Evergreen: the Winter Medicine
A Wreath Making Ritual
When people come to Mother Mountain to make wreaths, I hope they learn a craft—but also something deeper. My current curiosity is how humans stay well through ritual, culture, and connection to the natural world. Wreath making is a perfect place to explore this intersection: where physiology meets psychology, where spiritual practice meets daily habit, where ancient traditions meet modern science.
The Evergreen Tradition
Across the far north—among Celtic, Nordic, Scandinavian, Germanic, and Bavarian peoples—winter was never just a season. It was a force. Harsh cold, low sun, sickness, and scarcity shaped every aspect of life. People understood the world through an animist lens: the wind was a being, illness had spirit, and winter itself carried entities that brought fatigue, heaviness in the chest, restlessness, or misfortune.
Today we describe these same experiences mechanically: wind chill factor, seasonal depression, inflammation, vata imbalance, anxiety.
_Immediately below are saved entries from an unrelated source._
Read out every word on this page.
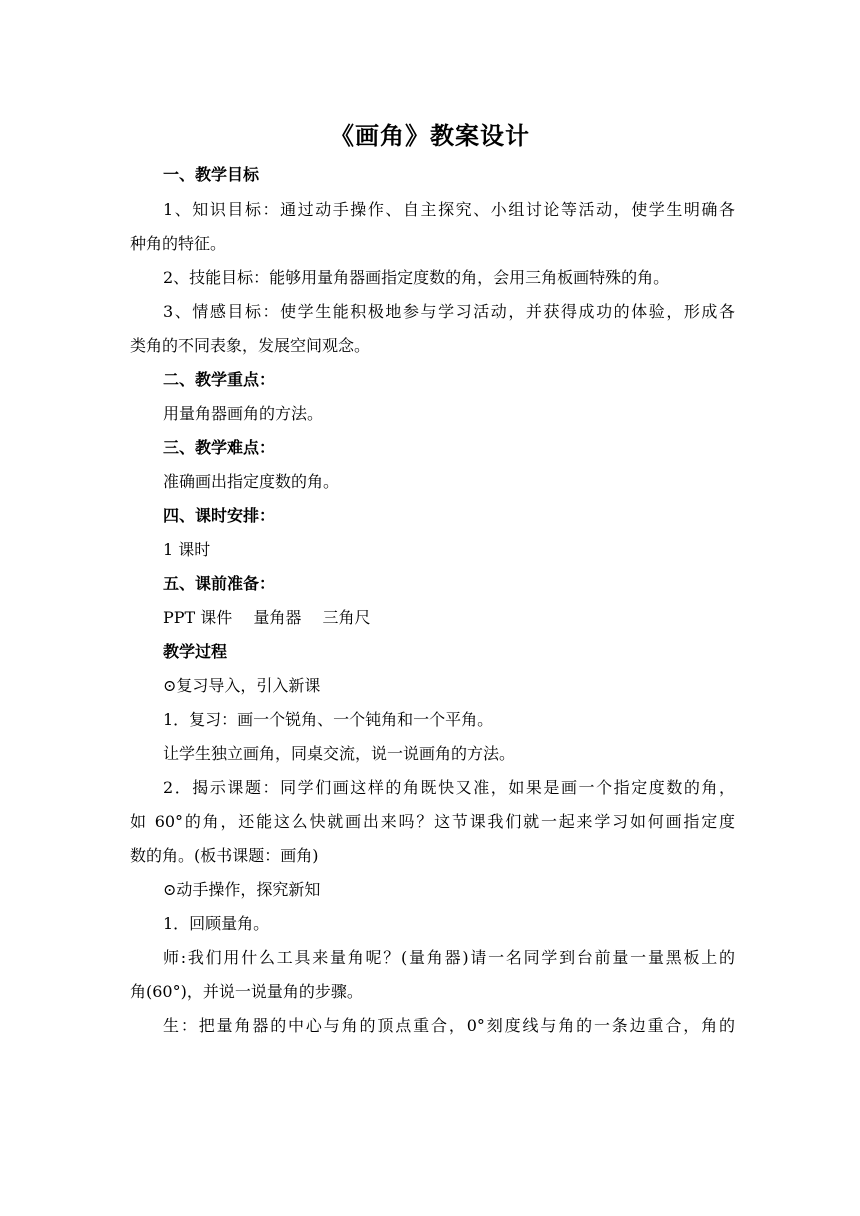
《画角》教案设计
一、教学目标
1、知识目标：通过动手操作、自主探究、小组讨论等活动，使学生明确各
种角的特征。
2、技能目标：能够用量角器画指定度数的角，会用三角板画特殊的角。
3、情感目标：使学生能积极地参与学习活动，并获得成功的体验，形成各
类角的不同表象，发展空间观念。
二、教学重点：
用量角器画角的方法。
三、教学难点：
准确画出指定度数的角。
四、课时安排：
1 课时
五、课前准备：
PPT 课件　 量角器　 三角尺
教学过程
⊙复习导入，引入新课
1．复习：画一个锐角、一个钝角和一个平角。
让学生独立画角，同桌交流，说一说画角的方法。
2．揭示课题：同学们画这样的角既快又准，如果是画一个指定度数的角，
如 60°的角，还能这么快就画出来吗？这节课我们就一起来学习如何画指定度
数的角。(板书课题：画角)
⊙动手操作，探究新知
1．回顾量角。
师:我们用什么工具来量角呢？(量角器)请一名同学到台前量一量黑板上的
角(60°)，并说一说量角的步骤。
生：把量角器的中心与角的顶点重合，0°刻度线与角的一条边重合，角的
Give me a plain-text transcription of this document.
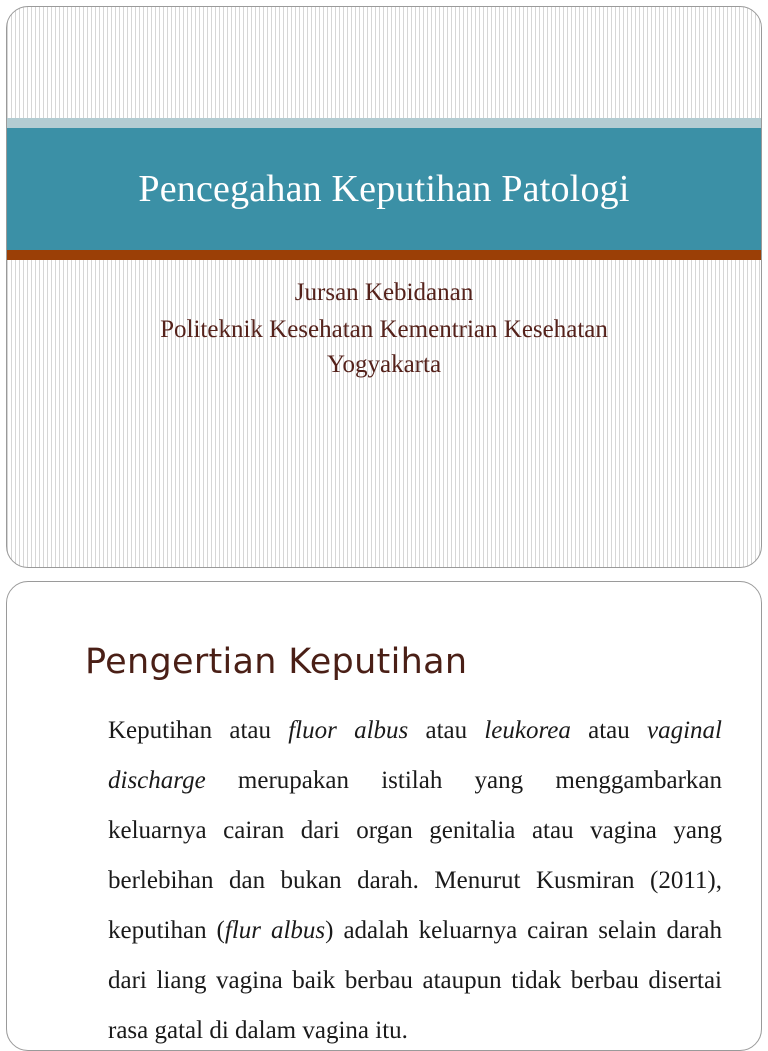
Pencegahan Keputihan Patologi
Jursan Kebidanan
Politeknik Kesehatan Kementrian Kesehatan
Yogyakarta
Pengertian Keputihan

Keputihan atau fluor albus atau leukorea atau vaginal discharge merupakan istilah yang menggambarkan keluarnya cairan dari organ genitalia atau vagina yang berlebihan dan bukan darah. Menurut Kusmiran (2011), keputihan (flur albus) adalah keluarnya cairan selain darah dari liang vagina baik berbau ataupun tidak berbau disertai rasa gatal di dalam vagina itu.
Different languages for a similar human experience—but the older worldview kept people in intimate relationship with nature, rather than distant from it.
Evergreen Symbols
So why did people bring evergreen boughs into their homes? Because evergreens remain alive when the rest of the landscape dies back. They feed and shelter animals. They stay green through snow and deep frost. To our ancestors, they symbolized the continuation of life—the Earth’s water and fire elements holding steady in the dark months.
Evergreens were also protectors. Branches were hung at thresholds or burned to keep unwelcome winter spirits away. In Alpine regions, families tucked fir and juniper around barns and cradles during the Rauhnächte—the wild, unsettled Twelve Nights after solstice—to shield their homes from roaming winter forces.
And here’s the remarkable part: they were right in both mystical and biological ways.
Modern Knowing
The scent of evergreens—pine, fir, cedar—releases phytoncides: natural plant compounds that
lower stress hormones,
boost white blood cell activity,
support immunity,
improve mood,
and reduce inflammation.
Forest ecologists have measured the effect: even a brief walk among evergreens boosts immune function for days. These plants genuinely strengthen us—something our ancestors felt long before there was research to validate it.
Meaning Making
Modern life has preserved the decorations but forgotten the meaning. We hang wreaths as a gesture toward something ancient, but the ritual itself has thinned. Yet the longing remains. People want to feel rooted in something real—to make meaning out of the mundane and connect with the rhythms that once organized human life.
Bringing evergreens inside can be more than décor. It can be a practice of setting boundaries around what we welcome into our lives, a reminder of the sun’s inevitable return, and a way of tending our inner hearth through the dark months.
When you weave a wreath, you join a lineage of winter-keepers—those who carried life, hope, and courage through the cold.